D'abord cette constante qu'on retrouve dans le parcours de pratiquement toutes les stars, quel qu'ait été leur genre. Leur carrière a décollé parce qu'au moment où elles ne doutaient pas forcément mais avaient du mal à franchir le mur qui les séparait de la reconnaissance et de la célébrité, elles ont rencontré une personnalité qui a su les orienter, les éclairer sur leur véritable nature. Pour JD, ce fut Jacques Plait, producteur et directeur artistique. Les Beatles ont eu Brian Epstein et on peut dire qu'avec Jacques Plait, JD a compris quel artiste il devait être.
Ensuite le rôle capital, pour le meilleur ou pour le pire, des femmes dans la vie d'une célébrité ou d'un groupe mythique. La première épouse de JD, Maryse Grimaldi, qu'il rencontra en 1963, épousa en 1966 et dont il divorça en 1977, sut à la fois l'aimer et le rassurer, le stabiliser sans l'étouffer, aider l'artiste et rendre longtemps heureux l'homme. Et ce n'était pas chose facile avec cet angoissé, passant d'instants dépressifs à des moments de vrai délire, avec cette psychologie et cet esprit critique toujours prompts à se dénigrer même au comble de la gloire du chanteur.
Pour le pire également. De même, pour en revenir aux Beatles, que la relation amoureuse et étouffante de John Lennon avec Yoko Ono constitua le premier grain de sable dans l'entente jusque-là exemplaire d'un quatuor indépassable, la rencontre de JD en 1976 avec une étudiante, Christine Delvaux, fut le début d'une dérive - alcool et surtout drogue - qui, malgré la naissance de deux enfants en 1978 et en 1980 (dont la garde lui fut confiée lors de la procédure de divorce toujours en instance à sa mort) ne fut sans doute pas sans incidence sur sa mort d'un infarctus, à Papeete en 1980, à l'âge de 42 ans.
Cette seconde partie de son existence fut au moins partiellement un désastre dans lequel, il est vrai, il a mis du sien.
Hélas trop tard, juste avant sa mort, il avait commencé à se ressaisir et à reprendre possession de son existence, nous dit Claude Lemesle.
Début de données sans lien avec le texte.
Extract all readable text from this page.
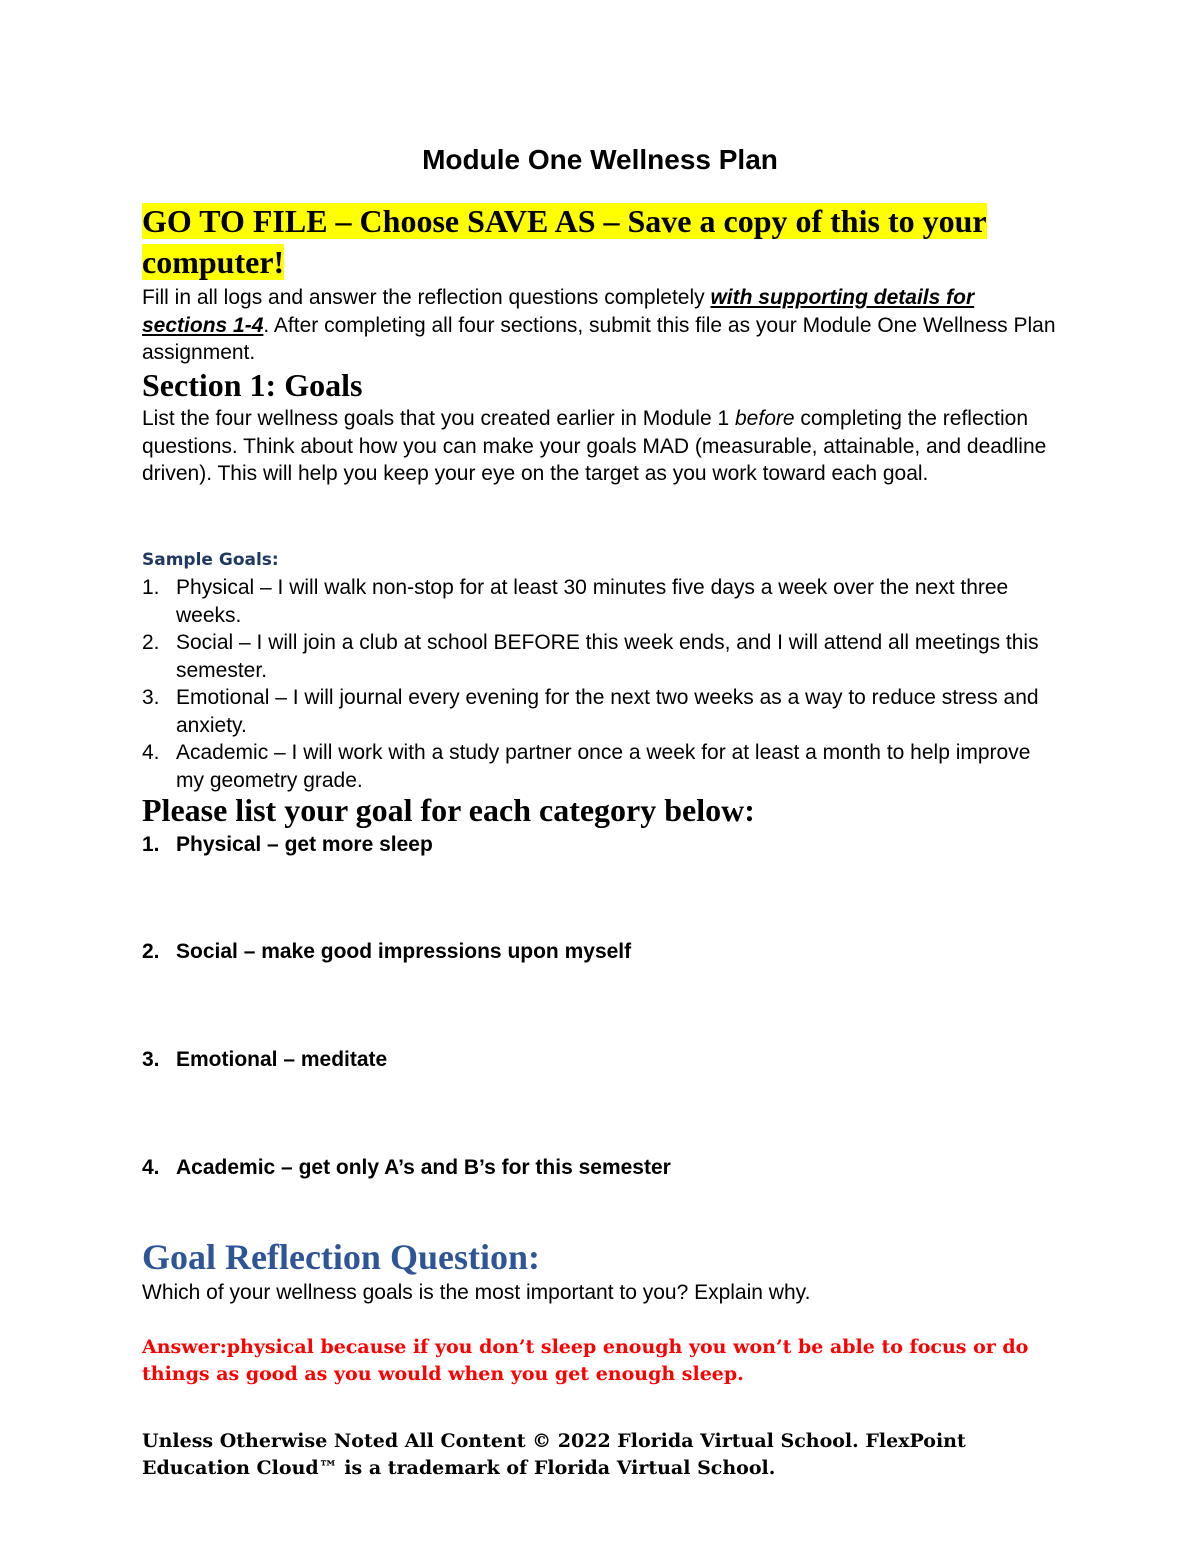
Module One Wellness Plan
GO TO FILE – Choose SAVE AS – Save a copy of this to your computer!
Fill in all logs and answer the reflection questions completely with supporting details for sections 1-4. After completing all four sections, submit this file as your Module One Wellness Plan assignment.
Section 1: Goals
List the four wellness goals that you created earlier in Module 1 before completing the reflection questions. Think about how you can make your goals MAD (measurable, attainable, and deadline driven). This will help you keep your eye on the target as you work toward each goal.
Sample Goals:
1. Physical – I will walk non-stop for at least 30 minutes five days a week over the next three weeks.
2. Social – I will join a club at school BEFORE this week ends, and I will attend all meetings this semester.
3. Emotional – I will journal every evening for the next two weeks as a way to reduce stress and anxiety.
4. Academic – I will work with a study partner once a week for at least a month to help improve my geometry grade.
Please list your goal for each category below:
1. Physical – get more sleep
2. Social – make good impressions upon myself
3. Emotional – meditate
4. Academic – get only A’s and B’s for this semester
Goal Reflection Question:
Which of your wellness goals is the most important to you? Explain why.
Answer:physical because if you don’t sleep enough you won’t be able to focus or do things as good as you would when you get enough sleep.
Unless Otherwise Noted All Content © 2022 Florida Virtual School. FlexPoint Education Cloud™ is a trademark of Florida Virtual School.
Il y a trop d'exemples, dans un certain nombre de destinées, de l'influence bienfaisante ou non des changements dans les histoires amoureuses pour que je sois obligé d'insister. On ne change pas d'amour sans conséquences. Une femme qu'on quitte, une femme qu'on rencontre, c'est souvent un monde qui s'efface, un autre qui naît et se développe dans une joie durable ou alors avec des ombres de plus en plus pesantes.
Le paradoxe est que JD a connu cette métamorphose de son être, le débordement de sa nature - malgré Maryse - à cause du formidable et incroyable succès de l'Eté indien, en 1975, qui est devenu le tube de l'été, ce dont le chanteur rêvait. L'afflux de gloire et d'argent en résultant a déséquilibré le cours d'une existence à peu près maîtrisée jusque-là. Christine Delvaux est arrivée dans cet entre-deux.
Pourtant, que de mélodies demeurées dans les têtes et les coeurs avant : les Champs-Elysées, Salut, Siffler sur la colline, À toi, L'Amérique, On s'est aimé comme on se quitte, Il était une fois nous deux, Dans les yeux d'Emilie, Et si tu n'existais pas, notamment...
On comprendra aisément pourquoi ce documentaire a suscité chez moi un triple sentiment.
Une admiration pour le talent du compositeur, de l'interprète et de l'artiste si merveilleusement à l'unisson avec les attentes populaires.
Une tristesse pour cette histoire humaine qui me touche parce qu'elle satisfait ma passion authentique et morbide pour les triomphes suivis de déclins, pour les sommets précédant les chutes. Ces violents contrastes sont souvent ce qui nourrit et sublime les grandes oeuvres de l'art universel.
Et ma conviction renforcée que Jean-Jacques Goldman a été et est une personnalité exceptionnelle, comme je l'ai toujours dit et écrit, parce qu'il a su résister à tous les poisons de la célébrité et tenir haut le défi d'une normalité battant en brèche les vulgarités et dérèglements quasiment fatals pour beaucoup de célébrités dépassées par elles-mêmes.